I checked in 6.0, but this most likely also exists in 5.1.

How to repeat:
--source include/master-slave.inc
--source include/have_binlog_format_statement.inc

--disable_query_log
connection master;

SET SQL_LOG_BIN=0;
create database db1;
create database db2;

create table db1.t1 (a text);
create table db2.t1 (a text);
SET SQL_LOG_BIN=1;

connection slave;

create database db1;
create database db2;

create table db1.t1 (a text);
create table db2.t1 (a text);

connection master;

use db1;

set binlog_format=statement;
insert into t1 values ('t1.statement');
insert into db2.t1 values ('db2.t1.statement');
insert into db2.t1 values (UUID());

sync_slave_with_master;
--enable_query_log
--echo ######### BINLOG FORMAT: STATEMENT #########
select * from db1.t1;
select * from db2.t1;
--echo #########  #########
--disable_query_log
delete from db2.t1;
connection master;

set binlog_format=mixed;
insert into t1 values ('t1.mixed');
insert into db2.t1 values ('db2.t1.mixed');
insert into db2.t1 values (UUID());
sync_slave_with_master;
--enable_query_log
--echo ######### BINLOG FORMAT: MIXED #########
select * from db1.t1;
select * from db2.t1;
--echo #########  #########
--disable_query_log
delete from db2.t1;
connection master;

set binlog_format=row;
insert into t1 values ('t1.row');
insert into db2.t1 values ('db2.t1.row');
insert into db2.t1 values (UUID());
sync_slave_with_master;
--enable_query_log
--echo ######### BINLOG FORMAT: ROW #########
select * from db1.t1;
select * from db2.t1;
--echo #########  #########
--disable_query_log
delete from db2.t1;

exit;

Suggested fix:
Make behavior consistent among all binlog formats.
[6 Mar 2009 21:27] Sveta Smirnova
See bug #43296 also.
[13 Mar 2009 7:20] Sveta Smirnova
Thank you for the report.

Verified as described.
[30 Mar 2009 10:09] Mats Kindahl
Statement-based replication currently uses the current database when filtering because for statements like

  update table db1.t1, db2.t1 set db1.t1.a = db2.t1.a where db1.t1.a = 1;

it is very hard to analyze if this statement should be filtered out if db1 (or db2) is filtered out.

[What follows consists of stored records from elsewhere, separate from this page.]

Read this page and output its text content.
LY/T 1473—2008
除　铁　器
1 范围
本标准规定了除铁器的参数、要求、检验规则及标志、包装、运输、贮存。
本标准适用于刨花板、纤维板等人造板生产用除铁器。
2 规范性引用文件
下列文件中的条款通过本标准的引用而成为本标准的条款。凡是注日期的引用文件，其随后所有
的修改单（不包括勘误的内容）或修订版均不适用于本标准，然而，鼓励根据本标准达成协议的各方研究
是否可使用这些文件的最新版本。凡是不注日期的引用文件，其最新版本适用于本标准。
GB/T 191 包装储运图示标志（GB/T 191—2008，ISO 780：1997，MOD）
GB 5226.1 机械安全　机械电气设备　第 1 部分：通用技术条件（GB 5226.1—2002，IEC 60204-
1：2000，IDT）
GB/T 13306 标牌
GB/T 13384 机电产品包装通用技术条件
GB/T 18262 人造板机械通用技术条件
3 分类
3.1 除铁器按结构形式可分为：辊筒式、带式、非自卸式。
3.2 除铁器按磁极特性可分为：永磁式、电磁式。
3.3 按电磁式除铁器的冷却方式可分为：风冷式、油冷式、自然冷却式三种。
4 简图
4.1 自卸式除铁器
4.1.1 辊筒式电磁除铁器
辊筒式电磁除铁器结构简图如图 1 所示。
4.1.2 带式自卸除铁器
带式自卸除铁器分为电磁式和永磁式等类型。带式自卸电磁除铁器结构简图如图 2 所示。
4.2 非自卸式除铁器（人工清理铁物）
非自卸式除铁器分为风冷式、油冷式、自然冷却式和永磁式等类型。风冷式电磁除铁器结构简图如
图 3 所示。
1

However, for filtering on the slave side, it might be possible to do something along these lines:

- Introduce a "table dummy" on the slave side where tables can be opened as
  dummies. These tables should behave as blackhole, but should not have to be
  explicitly created.

- With each statement, attach a list of tables and if they are read or written.
  This information is already available, but is not written to the binary log.

- On the slave, substitute table dummies for all tables *written* by the
  statement where the tables are filtered out either because they are in a
  database that is filtered out, or because they are explicitly filtered out.

- Execute the statement. This will throw away anything written to the dummy
  tables, but allow the statement to be executed normally.

Note that it is not possible to substitute dummies for tables that are filtered out and *read*, since blackhole will return an empty result in this case, leading to inconsistencies between master and slave. If any tables that is read is filtered out, the statement cannot be replicated properly and an error should be thrown.